VARCHAR DATA TYPE (VARCHAR(n), CHAR VARYING, CHARACTER VARYING)
-----------------------------------------------------------------------
VARCHAR is the basic string type for storing texts of variable length, up to a maximum of 32,765 bytes. The stored structure is equal to the actual size of the data plus 2 bytes where the length of the data is recorded.
All characters that are sent from the client application to the database are
considered meaningful, including the leading and trailing spaces. However, trailing
spaces are not stored: they will be restored upon retrieval, up to the recorded length
of the string.
The full name of this type is CHARACTER VARYING. Another
variant of the name is written as CHAR VARYING.
<<<
This is the information I have been going by in addition to the link that sent me to the IB-Experts web page of the same.
If the CHAR data type is not being stored with the additional padded characters but only done so in memory as Ann Harrison has stated than I have so far only found this information to be at odds with other information I have found regarding this data type.
Now what is being said is that internally, a CHAR data type no longer pads its field to the defined length at the point of creation. In this case then, the field would then always be expanded to the length required of updated data to the maximum defined at field definition time. VARCHAR data on the other hand will act in the same manner except to use its length-info bytes to base its updated storage field size on.
So when did this change? Is this a new difference between Firebird 2.5 and 3.x.x?
Here is a link to a detailed description as to how the major databases store CHAR and VARCHAR data internally. With the exception of SQL Server, which specifies that ANSI_PADDING has to be set to "ON" to store padded spaces with CHAR data types (which, to my knowledge, is how I mostly worked with this database engine), all of the listed database engines (with the exception of SQLite) say about the same thing for such storage as I have been stating here. For SQLite, this would be expected of since it is a not a strongly typed database engine.
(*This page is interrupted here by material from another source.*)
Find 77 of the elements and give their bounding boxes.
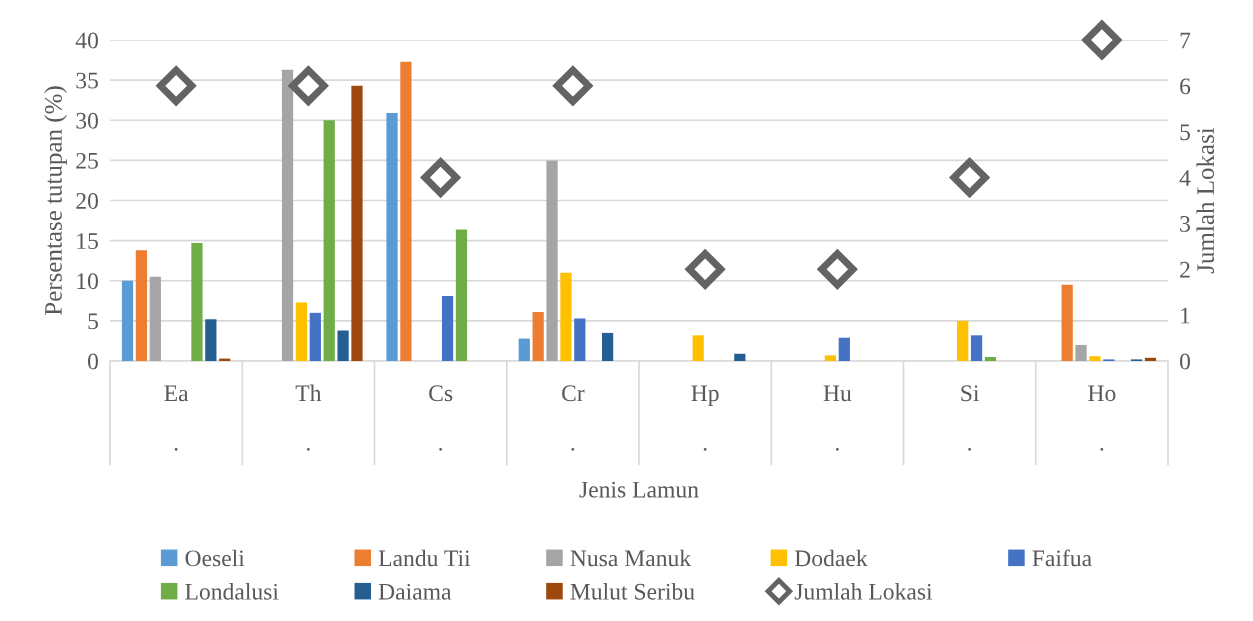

If in fact there was a significant change to how the Firebird engine stores such CHAR than it would be mirroring with SQLite and not the other major database engines available. I have worked with MS SQL Server, Oracle, Sybase, MySQL, PostgreSQL (Ingress), and SQLite. However, I did not like using the latter engine and is why I have chosen Firebird for all my current development efforts.
Steve Naidamast
Sr. Software Engineer